Şirin Elmi, günlük yaşantıda tüm ihtiyaçları karşılayan ellerin, pek çok bulaşıcı hastalık taşıyabildiğini söyledi. Temiz görünen ellerde bile hastalık yapıcı binlerce mikroorganizma bulunabileceğini aktaran Elmi, "Grip, sarılık, ishal yapan etkenler, bağırsak parazitleri eller aracılığı ile ağza, oradan da vücuda yayılır. Çocuklar, vücut dirençleri daha zayıf olduğu için daha kolay hasta olmaktadır.

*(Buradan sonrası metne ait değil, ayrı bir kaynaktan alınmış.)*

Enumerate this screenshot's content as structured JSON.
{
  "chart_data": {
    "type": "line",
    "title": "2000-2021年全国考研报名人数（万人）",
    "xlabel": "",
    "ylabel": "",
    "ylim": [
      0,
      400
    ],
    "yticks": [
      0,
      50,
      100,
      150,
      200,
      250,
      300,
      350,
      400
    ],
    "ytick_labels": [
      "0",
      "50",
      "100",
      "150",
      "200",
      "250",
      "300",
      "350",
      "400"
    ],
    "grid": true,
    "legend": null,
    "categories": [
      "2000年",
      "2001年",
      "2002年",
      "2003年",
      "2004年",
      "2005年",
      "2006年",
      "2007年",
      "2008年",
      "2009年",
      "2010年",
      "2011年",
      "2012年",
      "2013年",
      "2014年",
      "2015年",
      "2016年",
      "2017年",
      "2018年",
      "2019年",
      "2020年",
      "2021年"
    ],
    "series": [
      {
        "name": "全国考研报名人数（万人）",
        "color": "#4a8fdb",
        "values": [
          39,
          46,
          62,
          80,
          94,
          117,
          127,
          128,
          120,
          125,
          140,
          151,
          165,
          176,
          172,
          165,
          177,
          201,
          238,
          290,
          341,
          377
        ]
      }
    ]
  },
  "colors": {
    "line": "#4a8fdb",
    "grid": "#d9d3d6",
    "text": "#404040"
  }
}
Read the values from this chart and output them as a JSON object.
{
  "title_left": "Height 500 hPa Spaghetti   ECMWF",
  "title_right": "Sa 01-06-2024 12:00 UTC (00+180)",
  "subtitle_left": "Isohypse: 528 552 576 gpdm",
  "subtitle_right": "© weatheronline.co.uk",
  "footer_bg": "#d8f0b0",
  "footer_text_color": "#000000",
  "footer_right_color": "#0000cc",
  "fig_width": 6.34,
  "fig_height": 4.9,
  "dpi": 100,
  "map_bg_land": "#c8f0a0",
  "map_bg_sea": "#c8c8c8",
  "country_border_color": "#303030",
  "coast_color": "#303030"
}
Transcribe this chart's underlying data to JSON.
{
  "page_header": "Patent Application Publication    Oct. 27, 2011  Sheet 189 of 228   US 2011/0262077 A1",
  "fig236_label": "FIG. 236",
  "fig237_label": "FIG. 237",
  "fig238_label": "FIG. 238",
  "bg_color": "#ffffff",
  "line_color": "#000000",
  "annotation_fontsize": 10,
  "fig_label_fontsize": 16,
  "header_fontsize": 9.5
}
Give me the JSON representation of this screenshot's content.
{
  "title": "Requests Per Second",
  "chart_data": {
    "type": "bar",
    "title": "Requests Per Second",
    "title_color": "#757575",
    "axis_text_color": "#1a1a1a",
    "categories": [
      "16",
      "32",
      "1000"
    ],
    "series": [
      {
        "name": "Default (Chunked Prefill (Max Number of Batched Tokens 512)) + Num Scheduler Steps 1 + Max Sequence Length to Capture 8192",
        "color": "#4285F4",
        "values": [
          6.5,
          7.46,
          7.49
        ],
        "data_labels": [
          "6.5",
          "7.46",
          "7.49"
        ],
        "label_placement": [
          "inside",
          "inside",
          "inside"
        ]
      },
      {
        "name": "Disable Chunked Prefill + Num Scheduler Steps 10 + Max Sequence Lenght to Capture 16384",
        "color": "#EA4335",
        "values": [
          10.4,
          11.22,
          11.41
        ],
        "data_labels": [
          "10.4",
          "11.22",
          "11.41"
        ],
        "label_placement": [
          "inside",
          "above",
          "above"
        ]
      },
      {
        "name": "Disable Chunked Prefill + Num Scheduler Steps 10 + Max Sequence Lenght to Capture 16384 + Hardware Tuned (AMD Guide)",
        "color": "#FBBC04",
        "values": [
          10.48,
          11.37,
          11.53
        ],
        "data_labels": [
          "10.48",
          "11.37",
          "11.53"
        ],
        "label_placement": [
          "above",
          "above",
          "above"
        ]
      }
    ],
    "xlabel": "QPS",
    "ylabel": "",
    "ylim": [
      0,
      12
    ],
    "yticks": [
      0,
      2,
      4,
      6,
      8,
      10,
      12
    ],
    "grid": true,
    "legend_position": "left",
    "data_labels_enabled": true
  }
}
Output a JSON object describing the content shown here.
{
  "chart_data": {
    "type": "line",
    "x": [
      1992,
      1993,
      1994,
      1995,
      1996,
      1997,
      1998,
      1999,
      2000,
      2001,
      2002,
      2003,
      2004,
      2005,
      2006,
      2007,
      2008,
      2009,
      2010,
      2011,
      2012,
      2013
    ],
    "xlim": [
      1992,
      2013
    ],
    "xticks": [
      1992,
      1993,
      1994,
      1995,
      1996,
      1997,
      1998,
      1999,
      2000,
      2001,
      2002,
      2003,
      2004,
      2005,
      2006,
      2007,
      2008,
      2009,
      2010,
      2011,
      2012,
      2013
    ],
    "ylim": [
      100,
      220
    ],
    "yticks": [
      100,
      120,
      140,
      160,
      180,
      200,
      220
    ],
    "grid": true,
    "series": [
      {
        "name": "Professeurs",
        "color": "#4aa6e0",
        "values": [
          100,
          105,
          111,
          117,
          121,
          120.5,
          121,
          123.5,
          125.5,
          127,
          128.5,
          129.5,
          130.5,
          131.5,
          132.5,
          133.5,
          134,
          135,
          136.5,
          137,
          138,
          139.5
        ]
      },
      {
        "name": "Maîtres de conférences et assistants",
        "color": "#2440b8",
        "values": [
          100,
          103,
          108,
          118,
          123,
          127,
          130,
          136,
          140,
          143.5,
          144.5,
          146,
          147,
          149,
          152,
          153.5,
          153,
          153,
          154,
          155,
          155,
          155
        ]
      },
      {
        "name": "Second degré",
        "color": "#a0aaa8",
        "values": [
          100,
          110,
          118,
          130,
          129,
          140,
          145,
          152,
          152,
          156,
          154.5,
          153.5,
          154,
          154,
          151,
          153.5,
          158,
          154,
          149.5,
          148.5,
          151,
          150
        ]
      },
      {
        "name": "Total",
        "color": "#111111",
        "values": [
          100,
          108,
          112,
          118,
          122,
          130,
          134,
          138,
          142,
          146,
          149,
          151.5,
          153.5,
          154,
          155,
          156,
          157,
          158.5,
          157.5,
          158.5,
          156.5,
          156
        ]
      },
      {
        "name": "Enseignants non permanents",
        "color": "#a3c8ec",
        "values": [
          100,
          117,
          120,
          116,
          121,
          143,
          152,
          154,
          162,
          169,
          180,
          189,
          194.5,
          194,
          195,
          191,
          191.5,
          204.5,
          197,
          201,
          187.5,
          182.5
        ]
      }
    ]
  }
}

Özellikle tuvaletten sonra ellerin gerektiği gibi yıkanmaması, okulda çocuklar arasında yapılan silgi, kalem gibi eşyaların alışverişinde bile mikrop transferi olabilir, öksürme ve hapşırma ile bu eşyalara bulaşan hastalık yapıcı mikroplar eller aracılığıyla vücuda alınabilir" diye konuştu.
Birçok enfeksiyon hastalığının kontrolünde kişisel temizlik alışkanlıklarının çok önemli yeri bulunduğunu belirten Şirin Elmi, "Hastalıklardan korunmada en iyi, en etkili ve en ucuz yöntem ise el yıkama alışkanlığıdır. Küçük yaştan itibaren el yıkama alışkanlığının geliştirilmesi ile hastalıklarla mücadele edilebilir" dedi.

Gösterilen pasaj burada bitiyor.